Matthew imagines that on the day of judgement, even the righteous will be puzzled.
Then the righteous will answer him, “Lord, when was it that we saw you hungry and gave you food, or thirsty and gave you something to drink? 38And when was it that we saw you a stranger and welcomed you, or naked and gave you clothing? 39And when was it that we saw you sick or in prison and visited you?” (Mt 25:37-39)
They are puzzled because Christ the King was with them all along. He was the hungry and thirsty stranger, he was the cold person shivering in rags, he was the prisoner. The king’s crown was his poverty, the king’s throne was the piece of cardboard on the pavement. The King was there all along, and while nobody recognized him, the righteous were the ones who bothered to show love and care to him and to the least amongst them.
And if the King was there all along, when did the king’s reign begin? The King’s reign began in service. Earlier in Matthew, two disciples, James and John, want the best seats in God’s kingdom, on either side of Jesus. Don’t think that way, Jesus scolds them. That’s gentile thinking, he says; their rulers lord it over them as tyrants. Jesus says that his kingdom is built on service.
“whoever wishes to be great among you must be your servant, and whoever wishes to be first among you must be your slave; just as the Son of Man came not to be served but to serve, and to give his life a ransom for many.” (Mt 20:26-28).
The Reign of Christ begins in every action of love and charity. Christ the King is seen in the faces of those whom we might otherwise pass by and ignore. Christ the King is served at the tables of our Friendship Dinners and in the hot meals our Five Loaves team sends out the door. Christ the King is served by those agencies who receive Faith Words funding, and my thanks to you for dedicating part of our recent Pub Night proceeds to Faith Works.

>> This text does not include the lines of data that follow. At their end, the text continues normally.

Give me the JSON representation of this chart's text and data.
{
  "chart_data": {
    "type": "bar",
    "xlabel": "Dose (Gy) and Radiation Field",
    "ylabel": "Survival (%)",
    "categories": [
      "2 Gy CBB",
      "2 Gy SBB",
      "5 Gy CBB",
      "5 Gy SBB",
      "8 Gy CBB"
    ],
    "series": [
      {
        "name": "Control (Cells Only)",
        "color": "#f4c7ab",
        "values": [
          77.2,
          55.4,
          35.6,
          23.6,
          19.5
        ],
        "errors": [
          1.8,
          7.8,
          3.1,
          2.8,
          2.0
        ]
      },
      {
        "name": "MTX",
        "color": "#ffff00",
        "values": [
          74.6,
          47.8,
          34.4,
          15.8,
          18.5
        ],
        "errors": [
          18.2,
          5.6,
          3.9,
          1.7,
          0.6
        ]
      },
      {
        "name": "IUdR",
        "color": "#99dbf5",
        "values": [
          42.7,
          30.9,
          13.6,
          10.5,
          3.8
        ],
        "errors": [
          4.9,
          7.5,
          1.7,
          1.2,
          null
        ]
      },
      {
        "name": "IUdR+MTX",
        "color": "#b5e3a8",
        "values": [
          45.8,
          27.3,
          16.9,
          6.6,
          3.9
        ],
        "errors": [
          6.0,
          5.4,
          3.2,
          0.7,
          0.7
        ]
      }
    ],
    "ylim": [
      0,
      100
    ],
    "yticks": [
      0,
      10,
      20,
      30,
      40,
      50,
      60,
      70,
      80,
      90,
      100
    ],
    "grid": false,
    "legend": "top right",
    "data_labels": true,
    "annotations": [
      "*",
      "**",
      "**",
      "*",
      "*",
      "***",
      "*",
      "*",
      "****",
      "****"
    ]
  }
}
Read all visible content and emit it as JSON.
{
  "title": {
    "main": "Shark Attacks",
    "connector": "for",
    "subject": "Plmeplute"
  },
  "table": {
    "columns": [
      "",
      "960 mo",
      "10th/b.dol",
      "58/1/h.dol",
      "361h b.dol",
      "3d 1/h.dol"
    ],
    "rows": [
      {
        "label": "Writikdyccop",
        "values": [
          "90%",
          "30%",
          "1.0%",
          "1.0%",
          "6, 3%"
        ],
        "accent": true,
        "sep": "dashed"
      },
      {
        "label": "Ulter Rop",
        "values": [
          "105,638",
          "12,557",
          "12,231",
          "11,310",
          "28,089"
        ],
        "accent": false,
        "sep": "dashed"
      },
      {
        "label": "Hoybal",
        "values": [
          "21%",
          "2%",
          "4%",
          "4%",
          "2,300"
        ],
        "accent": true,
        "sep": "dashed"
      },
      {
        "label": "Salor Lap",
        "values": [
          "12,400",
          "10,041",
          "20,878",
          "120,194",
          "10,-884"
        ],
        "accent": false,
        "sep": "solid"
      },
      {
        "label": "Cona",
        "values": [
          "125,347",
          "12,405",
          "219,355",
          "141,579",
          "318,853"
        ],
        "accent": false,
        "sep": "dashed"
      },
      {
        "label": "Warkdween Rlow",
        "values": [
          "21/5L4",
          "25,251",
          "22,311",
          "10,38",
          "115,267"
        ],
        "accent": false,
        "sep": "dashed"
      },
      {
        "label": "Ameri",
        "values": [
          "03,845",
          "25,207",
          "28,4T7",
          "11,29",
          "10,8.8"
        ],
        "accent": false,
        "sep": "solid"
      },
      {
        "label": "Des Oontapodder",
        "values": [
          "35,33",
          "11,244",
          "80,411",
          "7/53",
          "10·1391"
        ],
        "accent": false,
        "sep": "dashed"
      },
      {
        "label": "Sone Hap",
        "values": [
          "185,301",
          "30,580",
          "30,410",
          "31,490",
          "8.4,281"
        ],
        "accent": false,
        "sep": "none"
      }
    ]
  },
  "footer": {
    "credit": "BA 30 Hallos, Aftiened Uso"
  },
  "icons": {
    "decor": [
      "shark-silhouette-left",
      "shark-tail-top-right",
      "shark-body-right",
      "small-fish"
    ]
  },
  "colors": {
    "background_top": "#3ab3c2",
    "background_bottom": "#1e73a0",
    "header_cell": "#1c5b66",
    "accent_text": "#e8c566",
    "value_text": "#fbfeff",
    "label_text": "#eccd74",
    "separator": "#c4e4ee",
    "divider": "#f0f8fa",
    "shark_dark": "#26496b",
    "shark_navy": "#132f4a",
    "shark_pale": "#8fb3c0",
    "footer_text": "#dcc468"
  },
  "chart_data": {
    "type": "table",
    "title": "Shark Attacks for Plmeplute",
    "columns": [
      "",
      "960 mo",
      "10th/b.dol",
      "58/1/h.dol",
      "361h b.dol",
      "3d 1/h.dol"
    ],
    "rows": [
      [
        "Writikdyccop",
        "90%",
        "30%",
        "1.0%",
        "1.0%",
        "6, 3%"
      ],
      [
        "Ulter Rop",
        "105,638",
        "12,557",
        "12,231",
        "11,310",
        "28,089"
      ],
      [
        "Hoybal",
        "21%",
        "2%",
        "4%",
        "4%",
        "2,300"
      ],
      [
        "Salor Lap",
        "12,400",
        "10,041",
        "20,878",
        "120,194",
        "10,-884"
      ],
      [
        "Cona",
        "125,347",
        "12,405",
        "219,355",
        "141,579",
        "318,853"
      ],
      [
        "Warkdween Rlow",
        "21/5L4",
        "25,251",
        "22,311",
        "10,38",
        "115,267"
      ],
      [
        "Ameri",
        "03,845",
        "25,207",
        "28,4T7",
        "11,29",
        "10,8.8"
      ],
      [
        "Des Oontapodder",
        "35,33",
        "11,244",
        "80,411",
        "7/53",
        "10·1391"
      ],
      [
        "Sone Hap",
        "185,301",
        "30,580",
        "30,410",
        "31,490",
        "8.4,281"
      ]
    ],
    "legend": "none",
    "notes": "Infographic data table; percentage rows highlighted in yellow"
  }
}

Today, as we prepare our hearts for Advent, we pause to understand better the King and Saviour whose coming we eagerly expect. We recognize that our King’s authority is not always understood by the rulers of this world, and is sometimes feared by them, for that authority rests on love and willing service, values that tyranny and coercion will never overcome. We know our King because he does not lord it over us. Jesus calls us friends and invites us to follow him. We wait for him, but we know that he is already here, in the ones we are called to serve, and in serving them, we help show Christ’s kingdom to the world.